In his accented English, he says something that sounds like, "would you consider a donation?"
You're thinking, sure, why not, I have a few bucks to spare. As you motion for your wallet, he gets out a spiral notepad and opens it up. On it is a simple form, and you see other people's names on it. He hands you a pen and the pad, and gestures for you to fill it out.
The first column has the heading Name, so you write down your first name, like the others before you have. The second column says Location - there's just enough room to squeeze in the two letter code for your state.
The third columns asks: 'What do you want?' You pause, not quite sure what to write, and the friendly monk tells you to just write 'Peace', like the others before you did. Wow - I want peace, you think. Yes, you really want peace.
The last column has the amount donated. You look at what others before you gave - whoa, $20, $50, $10,... you don't write anything in the column, and tell the monk you need to check how much you have. You hand him the pen and pad, as you get out your wallet. You look and realize you only have three singles and one $20 bill, which you pull out of the wallet, while pondering what you're going to do...
You mumble something like "I've got a $20..." at which point the monk says "Twenty is good", and takes the $20 bill, writes $20 on the amount line in the notebook, and pulls out a wooden bead bracelet which he places on your left wrist, lingering to hold your left hand for a moment, in gratitude. He does this all in one continuous sequence, in the blinking of an eye.
He bows with a "thank you", turns, and continues on his way.
This all took 30 seconds. You stand there, wondering if you've just been 'had' or if that is the best $20 you've ever spent.
Then you realize the monk is your Zen Master, and that he just taught you the fine art of compassionate selling.
It's going to be a great day!
So here's the monk's hot selling tips, in 12 steps (and sequence is critical!):
- Target your audience. In this case, people willing to make eye contact.
- Be approachable. Be likeable. Smile.
- Be credible. A monk's garb will do it in this case.
- Offer something of perceived value. How about a golden card?
- Ask, at a low commitment level. As monk did: "Would you consider a donation?"
- Spend time building up perceived value. Filling out a form will do.
- Give people what they want and heighten perceived value, by promising "peace."
- Social proof. Show how others just like you (fellow SF residents) are making substantial gifts.

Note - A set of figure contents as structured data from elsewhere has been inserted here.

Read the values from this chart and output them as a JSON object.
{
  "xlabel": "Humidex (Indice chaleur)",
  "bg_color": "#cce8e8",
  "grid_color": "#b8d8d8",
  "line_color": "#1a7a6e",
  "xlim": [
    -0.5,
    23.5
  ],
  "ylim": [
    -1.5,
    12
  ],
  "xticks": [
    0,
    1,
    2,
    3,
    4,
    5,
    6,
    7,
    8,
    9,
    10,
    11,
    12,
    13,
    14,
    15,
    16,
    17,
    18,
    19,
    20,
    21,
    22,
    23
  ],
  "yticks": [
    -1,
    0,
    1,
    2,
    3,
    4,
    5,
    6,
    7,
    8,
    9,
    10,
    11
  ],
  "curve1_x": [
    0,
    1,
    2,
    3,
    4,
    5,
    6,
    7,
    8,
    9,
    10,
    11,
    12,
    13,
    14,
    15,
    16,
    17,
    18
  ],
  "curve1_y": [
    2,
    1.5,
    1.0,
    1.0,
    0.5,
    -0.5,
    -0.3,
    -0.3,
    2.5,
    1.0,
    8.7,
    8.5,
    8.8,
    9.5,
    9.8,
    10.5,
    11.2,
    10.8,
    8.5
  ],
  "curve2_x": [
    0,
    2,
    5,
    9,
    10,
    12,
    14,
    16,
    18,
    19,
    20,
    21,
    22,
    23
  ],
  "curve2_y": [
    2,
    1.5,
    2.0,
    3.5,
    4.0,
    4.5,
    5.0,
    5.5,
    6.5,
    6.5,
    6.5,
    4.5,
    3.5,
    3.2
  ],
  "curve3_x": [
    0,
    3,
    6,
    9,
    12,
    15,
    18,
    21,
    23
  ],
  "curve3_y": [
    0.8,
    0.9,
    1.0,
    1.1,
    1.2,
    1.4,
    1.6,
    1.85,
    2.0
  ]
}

- Make the real ask, commensurate to the giver's ability and perceived willingness. "Twenty is good!"
- To seal the deal, thank them with a gift, something of value (bracelet in this case).
- Thank them in words. "Thank you." Be sincere.
- When you've completed the deal, leave. Fast. As quickly as you came.
Addendum: I've been getting feedback from a variety of folks that point 12 really rubs them the wrong way, and now reading it again, I can see how this can be taken badly. The real point is "do not linger", not so much "take the money and run." Once a transaction is closed, making small talk is really not a good idea, so graciously thanking someone and allowing them to move on and appreciate their purchase (rather than hanging out with a sales person that just won't stop) is an appreciated move - just make sure the customer understands how they can reach you if they have any issues or questions (the monk left me his calling card - I know where to find him).